Cooperative, Not Preemptive¶
Pony’s scheduler is cooperative. An actor that is executing a behavior will not be interrupted partway through. Instead, the actor runs its behavior to completion, then yields the scheduler thread so another actor can run.
This is different from preemptive schedulers (like OS thread schedulers), which can interrupt a running thread at any point. Cooperative scheduling gives you predictable performance within a behavior: no surprise pauses, no GC interruptions, no context switches. The tradeoff is that a behavior that takes a long time to finish will hold onto its scheduler thread for that entire duration.
This is why the scheduling gotcha warns against long-running behaviors.
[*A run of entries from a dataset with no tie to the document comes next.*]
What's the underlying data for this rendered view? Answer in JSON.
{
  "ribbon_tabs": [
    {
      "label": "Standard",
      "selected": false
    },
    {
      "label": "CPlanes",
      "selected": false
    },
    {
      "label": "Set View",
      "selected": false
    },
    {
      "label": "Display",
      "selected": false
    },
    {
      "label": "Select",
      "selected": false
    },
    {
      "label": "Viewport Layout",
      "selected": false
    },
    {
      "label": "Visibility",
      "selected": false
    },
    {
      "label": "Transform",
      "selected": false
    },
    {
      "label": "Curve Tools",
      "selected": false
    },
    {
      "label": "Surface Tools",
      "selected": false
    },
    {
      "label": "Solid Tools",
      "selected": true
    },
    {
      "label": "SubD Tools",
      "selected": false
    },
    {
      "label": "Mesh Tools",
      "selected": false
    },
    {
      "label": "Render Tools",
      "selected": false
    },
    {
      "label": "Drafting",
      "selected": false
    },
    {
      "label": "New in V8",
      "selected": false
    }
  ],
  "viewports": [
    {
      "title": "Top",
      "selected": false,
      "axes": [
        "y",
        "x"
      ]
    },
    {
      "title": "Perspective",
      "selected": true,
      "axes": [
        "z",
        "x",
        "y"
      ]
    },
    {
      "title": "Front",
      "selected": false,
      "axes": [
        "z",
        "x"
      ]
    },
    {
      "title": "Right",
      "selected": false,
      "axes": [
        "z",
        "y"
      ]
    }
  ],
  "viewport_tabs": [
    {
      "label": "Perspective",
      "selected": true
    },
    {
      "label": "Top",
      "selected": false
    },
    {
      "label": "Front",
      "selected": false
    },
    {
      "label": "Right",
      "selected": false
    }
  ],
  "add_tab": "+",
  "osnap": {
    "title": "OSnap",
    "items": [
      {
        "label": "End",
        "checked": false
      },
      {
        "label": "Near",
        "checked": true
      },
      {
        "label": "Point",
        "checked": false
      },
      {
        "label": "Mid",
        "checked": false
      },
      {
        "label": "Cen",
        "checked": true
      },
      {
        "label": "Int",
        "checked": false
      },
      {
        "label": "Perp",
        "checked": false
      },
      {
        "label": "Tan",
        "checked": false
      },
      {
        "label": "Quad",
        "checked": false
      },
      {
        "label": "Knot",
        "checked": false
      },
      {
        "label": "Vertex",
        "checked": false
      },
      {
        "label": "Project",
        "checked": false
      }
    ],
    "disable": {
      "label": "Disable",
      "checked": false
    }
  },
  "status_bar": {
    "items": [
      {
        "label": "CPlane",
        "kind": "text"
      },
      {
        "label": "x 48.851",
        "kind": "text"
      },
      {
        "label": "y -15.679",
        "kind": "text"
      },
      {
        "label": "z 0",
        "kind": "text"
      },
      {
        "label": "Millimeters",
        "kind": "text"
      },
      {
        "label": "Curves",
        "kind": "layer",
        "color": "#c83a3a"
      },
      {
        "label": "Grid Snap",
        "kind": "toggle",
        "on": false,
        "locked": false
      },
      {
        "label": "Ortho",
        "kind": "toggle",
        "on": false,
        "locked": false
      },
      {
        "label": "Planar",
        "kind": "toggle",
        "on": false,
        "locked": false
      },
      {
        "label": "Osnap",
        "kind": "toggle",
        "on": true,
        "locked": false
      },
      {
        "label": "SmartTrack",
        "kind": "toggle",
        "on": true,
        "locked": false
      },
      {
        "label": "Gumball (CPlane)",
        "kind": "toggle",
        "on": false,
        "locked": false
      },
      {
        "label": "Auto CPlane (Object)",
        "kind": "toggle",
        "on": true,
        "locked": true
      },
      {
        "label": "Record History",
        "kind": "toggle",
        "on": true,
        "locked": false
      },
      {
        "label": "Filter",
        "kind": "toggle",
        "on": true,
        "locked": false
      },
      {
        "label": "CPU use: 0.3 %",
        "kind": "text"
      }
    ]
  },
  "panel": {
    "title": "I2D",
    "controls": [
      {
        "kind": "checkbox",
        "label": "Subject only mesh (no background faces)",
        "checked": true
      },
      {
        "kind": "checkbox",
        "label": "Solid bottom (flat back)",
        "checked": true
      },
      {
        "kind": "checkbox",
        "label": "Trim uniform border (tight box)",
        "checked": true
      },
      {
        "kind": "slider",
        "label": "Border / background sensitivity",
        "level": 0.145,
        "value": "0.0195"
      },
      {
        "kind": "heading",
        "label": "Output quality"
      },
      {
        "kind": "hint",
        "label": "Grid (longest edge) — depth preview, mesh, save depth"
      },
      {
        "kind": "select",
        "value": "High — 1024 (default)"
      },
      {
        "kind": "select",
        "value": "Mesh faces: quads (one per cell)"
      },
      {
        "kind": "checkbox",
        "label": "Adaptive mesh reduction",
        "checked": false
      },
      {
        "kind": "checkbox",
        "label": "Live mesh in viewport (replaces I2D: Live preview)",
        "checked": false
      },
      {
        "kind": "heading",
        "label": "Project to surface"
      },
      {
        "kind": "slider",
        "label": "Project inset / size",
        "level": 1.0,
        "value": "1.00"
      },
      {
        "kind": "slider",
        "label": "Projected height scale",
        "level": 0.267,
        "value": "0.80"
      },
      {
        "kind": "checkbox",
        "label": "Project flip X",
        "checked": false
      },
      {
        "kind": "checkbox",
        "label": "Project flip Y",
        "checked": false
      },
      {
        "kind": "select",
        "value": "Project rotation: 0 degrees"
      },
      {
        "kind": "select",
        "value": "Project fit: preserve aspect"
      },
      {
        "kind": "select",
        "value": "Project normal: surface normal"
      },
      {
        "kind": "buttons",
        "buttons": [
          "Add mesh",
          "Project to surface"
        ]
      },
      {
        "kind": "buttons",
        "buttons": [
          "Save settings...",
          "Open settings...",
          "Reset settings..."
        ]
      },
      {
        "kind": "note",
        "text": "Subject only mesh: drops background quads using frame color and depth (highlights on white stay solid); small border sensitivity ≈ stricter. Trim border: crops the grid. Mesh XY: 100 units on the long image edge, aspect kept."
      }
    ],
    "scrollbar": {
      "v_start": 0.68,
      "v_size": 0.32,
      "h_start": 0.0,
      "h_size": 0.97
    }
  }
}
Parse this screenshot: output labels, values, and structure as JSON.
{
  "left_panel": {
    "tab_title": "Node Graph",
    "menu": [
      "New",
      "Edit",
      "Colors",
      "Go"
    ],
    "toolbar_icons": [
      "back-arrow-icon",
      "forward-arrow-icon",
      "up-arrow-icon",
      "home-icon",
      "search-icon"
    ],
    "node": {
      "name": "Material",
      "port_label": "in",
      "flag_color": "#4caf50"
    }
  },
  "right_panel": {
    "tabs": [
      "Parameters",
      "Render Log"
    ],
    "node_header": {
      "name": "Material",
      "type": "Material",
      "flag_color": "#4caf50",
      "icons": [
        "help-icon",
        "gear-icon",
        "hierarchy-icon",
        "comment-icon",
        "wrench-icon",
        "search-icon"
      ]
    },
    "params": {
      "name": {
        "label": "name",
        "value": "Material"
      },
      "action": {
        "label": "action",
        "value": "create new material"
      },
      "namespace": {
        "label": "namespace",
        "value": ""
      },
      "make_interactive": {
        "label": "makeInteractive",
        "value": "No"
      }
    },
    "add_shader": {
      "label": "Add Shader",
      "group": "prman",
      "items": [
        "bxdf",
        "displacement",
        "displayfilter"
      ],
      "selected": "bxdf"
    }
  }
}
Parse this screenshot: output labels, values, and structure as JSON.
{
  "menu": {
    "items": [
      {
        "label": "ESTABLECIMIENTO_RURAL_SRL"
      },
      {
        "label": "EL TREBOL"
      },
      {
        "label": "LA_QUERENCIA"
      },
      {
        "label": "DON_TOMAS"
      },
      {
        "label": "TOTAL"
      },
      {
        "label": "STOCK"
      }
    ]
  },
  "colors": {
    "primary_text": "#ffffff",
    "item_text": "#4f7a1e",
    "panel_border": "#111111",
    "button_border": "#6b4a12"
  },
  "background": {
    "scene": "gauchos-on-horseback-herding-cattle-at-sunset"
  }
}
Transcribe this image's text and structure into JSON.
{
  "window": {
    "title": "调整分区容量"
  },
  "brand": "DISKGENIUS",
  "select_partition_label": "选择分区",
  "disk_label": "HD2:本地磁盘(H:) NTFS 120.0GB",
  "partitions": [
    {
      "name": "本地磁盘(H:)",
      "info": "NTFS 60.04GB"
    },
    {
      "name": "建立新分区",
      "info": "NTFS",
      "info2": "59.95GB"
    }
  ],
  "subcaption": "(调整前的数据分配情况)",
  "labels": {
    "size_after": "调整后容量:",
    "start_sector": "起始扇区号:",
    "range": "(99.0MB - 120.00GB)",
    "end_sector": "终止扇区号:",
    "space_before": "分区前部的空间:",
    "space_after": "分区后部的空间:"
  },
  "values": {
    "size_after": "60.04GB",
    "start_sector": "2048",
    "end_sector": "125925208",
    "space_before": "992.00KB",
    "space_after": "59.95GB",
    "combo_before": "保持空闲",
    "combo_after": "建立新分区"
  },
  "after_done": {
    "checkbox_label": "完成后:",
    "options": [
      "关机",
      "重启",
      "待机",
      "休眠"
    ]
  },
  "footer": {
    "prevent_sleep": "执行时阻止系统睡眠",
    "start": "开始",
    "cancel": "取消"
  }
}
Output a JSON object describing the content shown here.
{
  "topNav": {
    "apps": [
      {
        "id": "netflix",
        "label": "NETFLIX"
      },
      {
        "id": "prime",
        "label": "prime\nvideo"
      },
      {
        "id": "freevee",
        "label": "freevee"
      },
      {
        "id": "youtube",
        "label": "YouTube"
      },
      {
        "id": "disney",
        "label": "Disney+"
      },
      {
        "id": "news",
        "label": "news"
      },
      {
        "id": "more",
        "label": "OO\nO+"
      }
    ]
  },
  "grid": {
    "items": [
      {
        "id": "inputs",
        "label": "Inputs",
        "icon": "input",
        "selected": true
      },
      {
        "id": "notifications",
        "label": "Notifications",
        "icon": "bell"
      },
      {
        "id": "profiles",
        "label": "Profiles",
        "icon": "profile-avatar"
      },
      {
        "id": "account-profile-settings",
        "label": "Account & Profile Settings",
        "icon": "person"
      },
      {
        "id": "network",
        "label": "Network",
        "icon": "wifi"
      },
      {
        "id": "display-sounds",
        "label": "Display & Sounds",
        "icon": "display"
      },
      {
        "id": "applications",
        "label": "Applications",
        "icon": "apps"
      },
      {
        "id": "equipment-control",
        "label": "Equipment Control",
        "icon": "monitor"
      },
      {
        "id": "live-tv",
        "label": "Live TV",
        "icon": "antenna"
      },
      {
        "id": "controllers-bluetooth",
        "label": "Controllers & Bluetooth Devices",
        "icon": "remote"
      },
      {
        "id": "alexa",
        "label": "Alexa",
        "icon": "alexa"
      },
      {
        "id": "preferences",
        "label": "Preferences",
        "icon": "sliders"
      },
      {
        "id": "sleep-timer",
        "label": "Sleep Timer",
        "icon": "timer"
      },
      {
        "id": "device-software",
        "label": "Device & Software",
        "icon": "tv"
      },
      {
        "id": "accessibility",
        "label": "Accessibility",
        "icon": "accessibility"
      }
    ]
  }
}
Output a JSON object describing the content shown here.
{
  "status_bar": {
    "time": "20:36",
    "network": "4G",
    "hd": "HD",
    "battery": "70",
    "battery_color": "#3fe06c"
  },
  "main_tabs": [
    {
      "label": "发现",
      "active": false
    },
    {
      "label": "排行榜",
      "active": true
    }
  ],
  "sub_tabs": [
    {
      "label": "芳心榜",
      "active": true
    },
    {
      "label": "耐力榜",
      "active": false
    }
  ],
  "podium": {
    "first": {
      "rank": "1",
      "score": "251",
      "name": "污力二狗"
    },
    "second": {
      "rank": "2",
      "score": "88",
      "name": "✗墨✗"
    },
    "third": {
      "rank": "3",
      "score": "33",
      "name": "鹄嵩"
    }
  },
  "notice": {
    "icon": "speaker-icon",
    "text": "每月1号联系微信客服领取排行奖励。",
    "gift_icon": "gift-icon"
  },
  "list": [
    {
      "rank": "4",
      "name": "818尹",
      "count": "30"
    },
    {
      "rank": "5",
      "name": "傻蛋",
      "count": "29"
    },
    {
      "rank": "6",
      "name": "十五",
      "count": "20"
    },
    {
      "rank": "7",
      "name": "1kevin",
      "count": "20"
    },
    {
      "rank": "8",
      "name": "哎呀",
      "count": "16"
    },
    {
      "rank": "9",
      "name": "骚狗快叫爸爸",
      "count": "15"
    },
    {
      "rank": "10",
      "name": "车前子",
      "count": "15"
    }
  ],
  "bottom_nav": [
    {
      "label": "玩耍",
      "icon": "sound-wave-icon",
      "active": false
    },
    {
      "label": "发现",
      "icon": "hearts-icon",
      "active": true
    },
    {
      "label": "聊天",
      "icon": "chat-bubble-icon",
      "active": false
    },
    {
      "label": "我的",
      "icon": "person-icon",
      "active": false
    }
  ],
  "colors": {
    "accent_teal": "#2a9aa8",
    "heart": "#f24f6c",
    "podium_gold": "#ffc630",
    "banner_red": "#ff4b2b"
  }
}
A behavior that loops for a long time (or calls FFI code that blocks) monopolizes a scheduler thread and prevents other actors from making progress on that thread.
When you have a large amount of work to do, you can break it into batches and send yourself a message between each batch, giving other actors a chance to run. The Batch and Yield pattern covers this technique in detail.
Scheduler Threads¶
By default, the Pony runtime creates one scheduler thread per physical CPU core. Each scheduler thread can execute one actor behavior at a time. If you have 4 cores, you get 4 scheduler threads, and up to 4 actors can execute behaviors simultaneously.
There is also one additional thread dedicated to the ASIO subsystem, which handles I/O event notification. The ASIO thread never runs actor code.
The number of scheduler threads can be adjusted with the --ponymaxthreads and --ponyminthreads runtime options.
Work Stealing¶
Actors with pending messages are placed on per-thread run queues. When a scheduler thread finishes executing an actor’s behavior and its own queue is empty, it steals work from another thread’s queue. This keeps all cores busy even when work is unevenly distributed.
Batch Processing¶
When an actor gets scheduled, it doesn’t just process one message. It processes a batch of messages from its queue before yielding, which reduces scheduling overhead. After the batch, the actor goes back onto the run queue if it still has pending messages, giving other actors a chance to run.